Christopher Price 4 years ago from Vermont, USA

A theme can be such a thin and elusive creature, nearly gossamer until it is firmly grasped, fleshed out and given focus. It's not unusual to stumble upon them at the beach, but difficult to separate a good one from the flock. How wonderful this one took a liking to you and lingered long enough to inspire this thoroughly enjoyable poem.

I look forward to more.

CP


moonfroth profile image

moonfroth 4 years ago from Rural BC (Canada) & N of Puerto Vallarta (Mexico) Author

Christopher--I dipped into your Profile and read one of your poems, so I'm doubly pleased that a poet of your quality enjoyed "A Walk on the Beach". Thanks for your encouragement.
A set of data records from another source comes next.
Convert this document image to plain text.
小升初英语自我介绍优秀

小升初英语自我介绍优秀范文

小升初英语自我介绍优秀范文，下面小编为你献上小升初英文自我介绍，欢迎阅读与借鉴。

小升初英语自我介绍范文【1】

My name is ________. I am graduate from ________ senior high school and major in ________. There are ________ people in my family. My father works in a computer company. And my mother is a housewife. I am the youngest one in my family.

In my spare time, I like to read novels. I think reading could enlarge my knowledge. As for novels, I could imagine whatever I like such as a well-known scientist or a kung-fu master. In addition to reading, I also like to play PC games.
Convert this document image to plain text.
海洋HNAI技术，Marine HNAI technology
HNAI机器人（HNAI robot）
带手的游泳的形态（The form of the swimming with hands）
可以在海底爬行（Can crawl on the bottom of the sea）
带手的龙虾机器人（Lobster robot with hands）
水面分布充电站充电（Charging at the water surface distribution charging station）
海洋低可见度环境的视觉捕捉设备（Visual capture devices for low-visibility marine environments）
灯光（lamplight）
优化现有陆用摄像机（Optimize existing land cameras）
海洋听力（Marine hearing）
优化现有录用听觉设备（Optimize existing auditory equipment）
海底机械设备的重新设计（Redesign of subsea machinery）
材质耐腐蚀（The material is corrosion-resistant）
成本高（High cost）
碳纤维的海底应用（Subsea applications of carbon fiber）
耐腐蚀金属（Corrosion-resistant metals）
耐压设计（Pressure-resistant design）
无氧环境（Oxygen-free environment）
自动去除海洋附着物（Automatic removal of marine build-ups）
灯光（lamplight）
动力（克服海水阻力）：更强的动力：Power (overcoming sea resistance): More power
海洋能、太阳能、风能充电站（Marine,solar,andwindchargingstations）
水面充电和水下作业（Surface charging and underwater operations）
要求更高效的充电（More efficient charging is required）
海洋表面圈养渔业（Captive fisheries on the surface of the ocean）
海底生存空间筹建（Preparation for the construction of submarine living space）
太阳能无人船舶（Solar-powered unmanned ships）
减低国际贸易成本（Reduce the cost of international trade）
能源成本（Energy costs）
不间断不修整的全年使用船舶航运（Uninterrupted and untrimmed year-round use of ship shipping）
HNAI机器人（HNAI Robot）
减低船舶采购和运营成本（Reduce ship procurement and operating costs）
Christopher Price profile image

Christopher Price 4 years ago from Vermont, USA

Only one?

Please feel free to return and browse.

Write On.

CP


shiningirisheyes profile image

shiningirisheyes 4 years ago from Upstate, New York

I do believe I have met and walked with your friend often. You sir, have a wonderfully creative mind and I so enjoy reading.


moonfroth profile image

moonfroth 4 years ago from Rural BC (Canada) & N of Puerto Vallarta (Mexico) Author

Shining - thanks so much. I just a short time ago Hubbed another "Walking" poem, also about poetry. I'd be very interested in your opinion.